When you lose a loved one, you hear a lot about the stages of grief. You know, denial, anger, bargaining, depression, and acceptance. We’ve all heard of them; they’ve been ingrained in our heads forever. But what f they aren’t correct? Do you know where they originated? We do! Take a look!
Where Did the 5 Stages Originate?
Introduced in the 1969 book titled On Death and Dying by Elisabeth Kübler-Ross, she shares her opinion that there are multiple stages of emotions that a patient goes through when they are diagnosed with a life-threatening illness, starting with denial and ending with acceptance.
You read that right! The five stages of grief weren’t derived from losing a loved one but rather from being diagnosed with a terminal illness!

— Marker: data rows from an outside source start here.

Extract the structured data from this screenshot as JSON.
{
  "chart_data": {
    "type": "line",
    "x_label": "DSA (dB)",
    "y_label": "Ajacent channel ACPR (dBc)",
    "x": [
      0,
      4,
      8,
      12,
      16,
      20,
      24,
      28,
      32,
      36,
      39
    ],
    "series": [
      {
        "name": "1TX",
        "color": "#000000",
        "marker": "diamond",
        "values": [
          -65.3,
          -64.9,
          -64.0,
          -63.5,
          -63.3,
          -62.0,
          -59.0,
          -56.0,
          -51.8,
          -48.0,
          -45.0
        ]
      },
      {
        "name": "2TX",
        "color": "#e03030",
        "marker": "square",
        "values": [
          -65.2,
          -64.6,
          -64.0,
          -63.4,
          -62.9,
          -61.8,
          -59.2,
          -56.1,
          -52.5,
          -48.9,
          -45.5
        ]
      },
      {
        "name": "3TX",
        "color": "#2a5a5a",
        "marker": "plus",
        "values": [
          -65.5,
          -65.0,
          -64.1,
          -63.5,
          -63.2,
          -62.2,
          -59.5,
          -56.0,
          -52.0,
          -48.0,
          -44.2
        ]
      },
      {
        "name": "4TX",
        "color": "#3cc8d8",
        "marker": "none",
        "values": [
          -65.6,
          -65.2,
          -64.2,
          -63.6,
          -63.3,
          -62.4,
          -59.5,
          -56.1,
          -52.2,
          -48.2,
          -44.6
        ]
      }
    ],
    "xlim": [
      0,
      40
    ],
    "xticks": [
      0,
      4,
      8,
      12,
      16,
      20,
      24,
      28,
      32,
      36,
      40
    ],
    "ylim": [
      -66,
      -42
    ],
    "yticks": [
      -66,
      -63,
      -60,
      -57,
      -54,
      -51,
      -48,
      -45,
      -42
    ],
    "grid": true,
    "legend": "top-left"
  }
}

This model has been seriously misrepresented throughout the last few decades, and it’s essential to realize that from its inception, the Kübler-Ross model of grief was not based on systematic investigations. It is basically a collection of interviews with dying patients.
Why Do We Hold on to These Stages?
We are pattern-seeking, storytelling individuals trying to navigate an often unpredictable and chaotic world. The Kübler-Ross model reminds us that our emotions aren’t permanent. It guides us through a trying time and reminds us that, eventually, we will reach acceptance and be OK.
Assuming your experience aligns well with the five stages of grief, you’re reassured that you are managing your grief in the “right” way and doing well. But that’s precisely the problem.
Description or Prescription?
The five stages model was meant to be descriptive but has become prescriptive. Bereaved individuals can feel like there are specific feelings they should be having and that they are somehow grieving incorrectly by not having them. No set pattern of emotions one must experience to come to terms with death.
When comparing their experiences to a non-evidence-based, not-even-meant-to-describe-their-experiences model, serious harm can be done to bereaved individuals.
Grief takes on many forms, is experienced in countless ways, and cannot possibly be explained by a simple five-stage model. When we push this model as comprehensive for everyone, we separate those that it doesn’t apply and only cause more pain in an already difficult time.
There is no one way to grieve. We hope that when you’re struggling with grief, you can find comfort in knowing that how you feel is just fine.